Король опустился в кресло, и кресло это вдруг показалось и дядюшке, и Тоду троном.
— Я не просил делать меня королем, — сказал король. — Но теперь я — король, и я знаю, что мою Францию, богатую, плодородную Францию жадно рвут на части, ею торгуют, ее обманывают. Я узнал, что есть шестьсот способов избежать налогов. Способов, доступных только богатым. Узнал, что есть шестьдесят пять способов повысить плату за квартиры в тех районах, где закон это делать запрещает. Богатства Франции не распределяются — разворовываются. Все грабят всех — вплоть до того уровня, где красть уже нечего. Старые дома разваливаются, новых не строят. Нашу страну облепили гнусные паразиты.
— Пипин, прекрати!
— Я — король, дядя. Не забывай. Я теперь знаю, почему парламентская чехарда не прекращается, а поощряется. Я понял. В суматохе и чехарде легче уйти от ответов и ответственности. Знаете, как французский рабочий или крестьянин зовет правительство? «Они». «Они» сделали то-то и то-то. «Они» приказали, «они» постановили. «Они, они, они». Нечто далекое, безымянное, неопределенное — и потому неуязвимое. Гнев превращается в брюзжание. Невозможно требовать ответа от того, что не существует… А возьмите интеллектуалов, этих жалких сушеных червей! Когда-то французские литераторы вписали имя «Франция» золотыми буквами в историю мировой культуры. Вы знаете, чем они занимаются сейчас? Они упиваются собственным ничтожеством, философией отчаяния. А художники? За редким исключением они рисуют апатию и ревнивую анархию.
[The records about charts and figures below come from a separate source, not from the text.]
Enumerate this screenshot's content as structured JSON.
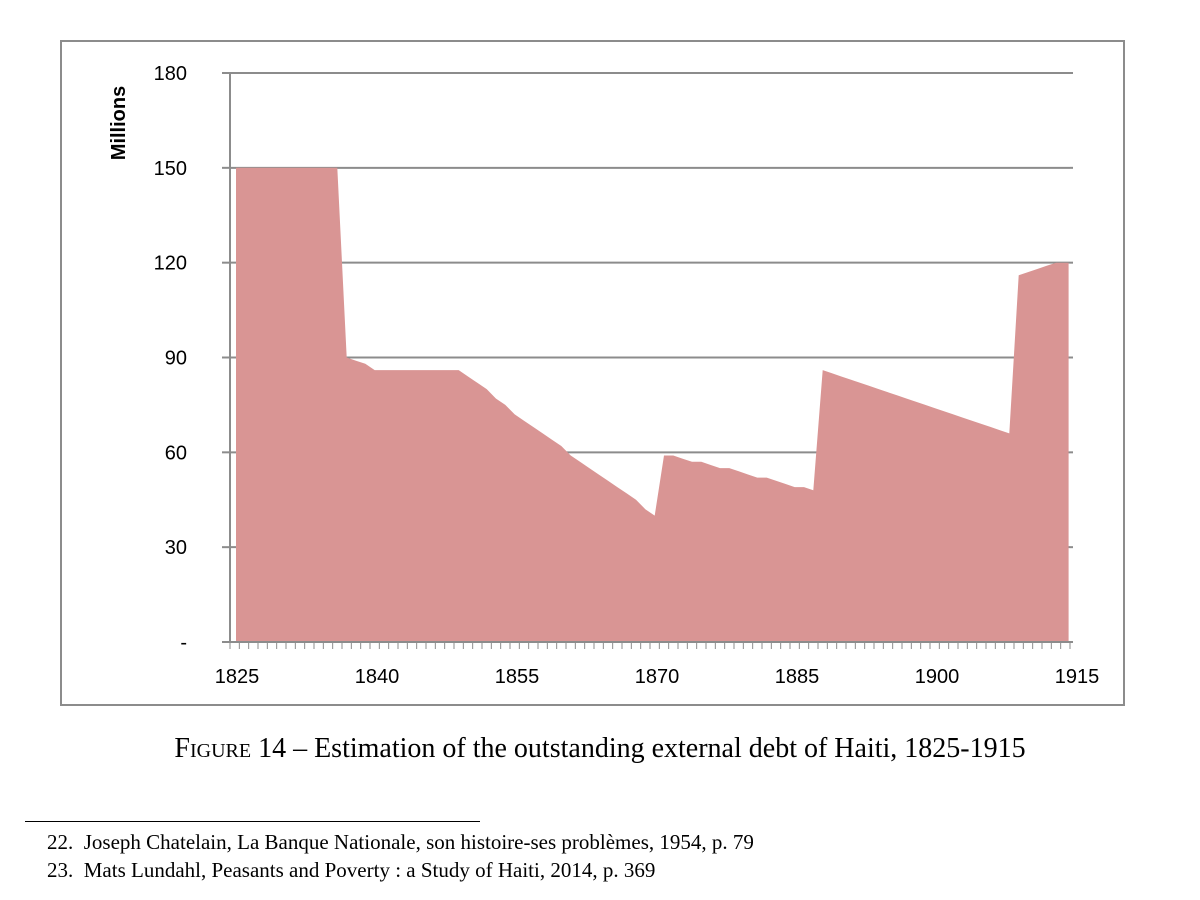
{
  "chart_data": {
    "type": "area",
    "title": "",
    "xlabel": "",
    "ylabel": "Millions",
    "xlim": [
      1825,
      1915
    ],
    "ylim": [
      0,
      180
    ],
    "x_ticks": [
      1825,
      1840,
      1855,
      1870,
      1885,
      1900,
      1915
    ],
    "y_ticks": [
      {
        "value": 0,
        "label": "-"
      },
      {
        "value": 30,
        "label": "30"
      },
      {
        "value": 60,
        "label": "60"
      },
      {
        "value": 90,
        "label": "90"
      },
      {
        "value": 120,
        "label": "120"
      },
      {
        "value": 150,
        "label": "150"
      },
      {
        "value": 180,
        "label": "180"
      }
    ],
    "grid": "horizontal",
    "fill_color": "#d99594",
    "series": [
      {
        "x": [
          1825,
          1826,
          1827,
          1828,
          1829,
          1830,
          1831,
          1832,
          1833,
          1834,
          1835,
          1836,
          1837,
          1838,
          1839,
          1840,
          1841,
          1842,
          1843,
          1844,
          1845,
          1846,
          1847,
          1848,
          1849,
          1850,
          1851,
          1852,
          1853,
          1854,
          1855,
          1856,
          1857,
          1858,
          1859,
          1860,
          1861,
          1862,
          1863,
          1864,
          1865,
          1866,
          1867,
          1868,
          1869,
          1870,
          1871,
          1872,
          1873,
          1874,
          1875,
          1876,
          1877,
          1878,
          1879,
          1880,
          1881,
          1882,
          1883,
          1884,
          1885,
          1886,
          1887,
          1888,
          1889,
          1890,
          1891,
          1892,
          1893,
          1894,
          1895,
          1896,
          1897,
          1898,
          1899,
          1900,
          1901,
          1902,
          1903,
          1904,
          1905,
          1906,
          1907,
          1908,
          1909,
          1910,
          1911,
          1912,
          1913,
          1914
        ],
        "y": [
          150,
          150,
          150,
          150,
          150,
          150,
          150,
          150,
          150,
          150,
          150,
          150,
          90,
          89,
          88,
          86,
          86,
          86,
          86,
          86,
          86,
          86,
          86,
          86,
          86,
          84,
          82,
          80,
          77,
          75,
          72,
          70,
          68,
          66,
          64,
          62,
          59,
          57,
          55,
          53,
          51,
          49,
          47,
          45,
          42,
          40,
          59,
          59,
          58,
          57,
          57,
          56,
          55,
          55,
          54,
          53,
          52,
          52,
          51,
          50,
          49,
          49,
          48,
          86,
          85,
          84,
          83,
          82,
          81,
          80,
          79,
          78,
          77,
          76,
          75,
          74,
          73,
          72,
          71,
          70,
          69,
          68,
          67,
          66,
          116,
          117,
          118,
          119,
          120,
          120
        ]
      }
    ]
  },
  "caption": {
    "figure_word": "Figure 14",
    "text": " – Estimation of the outstanding external debt of Haiti, 1825-1915"
  },
  "footnotes": [
    {
      "number": "22.",
      "text": "Joseph Chatelain, La Banque Nationale, son histoire-ses problèmes, 1954, p. 79"
    },
    {
      "number": "23.",
      "text": "Mats Lundahl, Peasants and Poverty : a Study of Haiti, 2014, p. 369"
    }
  ]
}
Дядюшка присел на краешек обтянутого парчой кресла, уткнул подбородок в ладони и стал покачиваться из стороны в сторону, будто плакальщица на похоронах.
Тод Джонсон, стоявший у камина и гревший спину, спросил спокойно:
— У вас есть капитал и организация, чтобы все это изменить?
— У него ничего нет! — простонал дядюшка. — Нет ни единого человека и ни единого су!
— У меня есть корона! — отрезал король.
— Они повезут тебя на телеге! Не думай, что гильотина вышла из употребления. Ты потерпишь крах, еще не начав действовать. Они уничтожат тебя!
— Ты сам как те крестьяне. «Они, они, они». Безликие «они». Мне кажется, даже если король знает, что потерпит крах, он обязан попытаться.
— Да нет же, мой мальчик. Многие короли просто сидели на троне.
— He верю, — сказал король. — Я знаю, они пытались, каждый из них пытался что-то сделать.
— А как насчет войны? — спросил Шарль.
Король засмеялся:
— Ты всегда от души заботился обо мне, дорогой дядюшка.
— Пошли отсюда, Тод, — сказал Шарль Мартель. — Нам тут делать нечего!
— Я хотел бы еще поговорить с Тодом, — сказал король. — Доброй ночи, дорогой дядюшка. Спустись вон по той лестнице в углу и постарайся не встречаться с придворными. Попробуй прокрасться через сад. Угости охранника сигареткой.
Когда дядюшка Шарль ушел, Пипин приподнял край одеяла и выглянул в окно. В ночной темноте квакали лягушки. В прудах плескались карпы. Несчастного дядюшку тащил по дорожке, схватив под локоть, престарелый маркиз, во весь голос оравший что-то дядюшке в ухо.